This meant that if we couldn’t find water, my horses and I didn’t drink. It was both dangerous and painful – especially the solitude I endured at certain points.
On this expedition, Thanks to Marie and Rocky things will be different.
In the motorhome, driven by Clara, we will carry panels to build a corral for the horses every night, plus water, feed and hay and I will be able to sleep in a real bed and have a real shower.
I am so blessed to have these angels in my life.
Marie gave us the tour of our new home and Rocky went about explaining the mechanics. After a delicious steak dinner, we began unloading our clothing and equipment.
“Socks go here, shirts hang in that closet, food will go in this cabinet,” Clara fired off orders as I tried to keep up with her.
In the end, we had four empty bags and an organized motorhome. It felt exquisite.

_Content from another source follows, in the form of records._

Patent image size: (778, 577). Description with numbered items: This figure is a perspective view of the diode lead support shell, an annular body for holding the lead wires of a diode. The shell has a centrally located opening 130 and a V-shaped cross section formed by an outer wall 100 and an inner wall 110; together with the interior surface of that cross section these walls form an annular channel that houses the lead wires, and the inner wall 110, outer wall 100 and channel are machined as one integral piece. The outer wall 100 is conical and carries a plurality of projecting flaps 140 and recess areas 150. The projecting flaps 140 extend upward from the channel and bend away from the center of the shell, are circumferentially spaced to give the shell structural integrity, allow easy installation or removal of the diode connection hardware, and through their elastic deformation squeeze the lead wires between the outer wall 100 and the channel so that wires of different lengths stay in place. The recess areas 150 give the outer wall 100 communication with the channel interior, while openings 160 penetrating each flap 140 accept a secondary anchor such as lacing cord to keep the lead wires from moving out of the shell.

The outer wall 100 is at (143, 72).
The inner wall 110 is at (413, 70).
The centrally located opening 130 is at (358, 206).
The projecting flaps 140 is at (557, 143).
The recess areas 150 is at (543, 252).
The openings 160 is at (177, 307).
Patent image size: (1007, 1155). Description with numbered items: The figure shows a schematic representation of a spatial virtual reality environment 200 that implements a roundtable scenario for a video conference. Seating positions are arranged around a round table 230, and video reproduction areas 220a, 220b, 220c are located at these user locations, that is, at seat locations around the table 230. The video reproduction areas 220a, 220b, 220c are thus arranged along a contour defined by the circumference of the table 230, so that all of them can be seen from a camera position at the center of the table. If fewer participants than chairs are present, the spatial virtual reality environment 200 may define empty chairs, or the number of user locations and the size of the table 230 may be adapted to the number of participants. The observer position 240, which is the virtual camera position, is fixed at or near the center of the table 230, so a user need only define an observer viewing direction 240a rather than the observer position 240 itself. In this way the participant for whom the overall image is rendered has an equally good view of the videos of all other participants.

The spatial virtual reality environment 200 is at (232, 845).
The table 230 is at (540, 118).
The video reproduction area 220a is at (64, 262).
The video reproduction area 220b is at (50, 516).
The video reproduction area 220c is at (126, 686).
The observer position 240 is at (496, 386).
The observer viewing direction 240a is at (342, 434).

The following morning we drove to Lethbridge to get the motorhome insured and certified. It should have been a simple process. Unfortunately, it turned into a nightmare. This is Journey America after all… nothing comes easy.
“Your motorhome has been written off sir, you need to take it through an inspection by a licensed technician before we can certify it,” a sour-faced man in his mid 40’s told Rocky.
It was a silent dinner back in Clairsholm.
Less than 24 hours after putting our socks into the drawers of our motorhome – our new home that we would inhabit for the next year and four months – we were taking them out and packing our bags again.
Just like that we no longer had a home.
“I talked to Marie and you guys need to get to those horses, take our truck and we will see what happens with the motorhome. If it passes the inspection next week we will drive it out and if it doesn’t you can borrow our truck and use it as a support vehicle,” said Rocky while we sat in their cozy home.
It was the only option. So we packed our things into the back of their white Ford F-150 and drove over the rocky mountains to southern British Columbia. The drive ended up being one of the most beautiful I have ever taken in my life. Clara and I took 2 days to drive the 731 kms, simply because we stopped so much to film and take photos. It was worth it.
“Welcome to Penticton you guys,” said Sara before we hugged tight.
She immediately began to cry. Her mare Deedee had passed away a few days earlier. She knew I understood her loss. Deedee was one of the horses she used to ride with me for a month into Nicaragua.
I immediately gave her a bottle of Crown Royal I had purchased for her and we picked up where we last left off.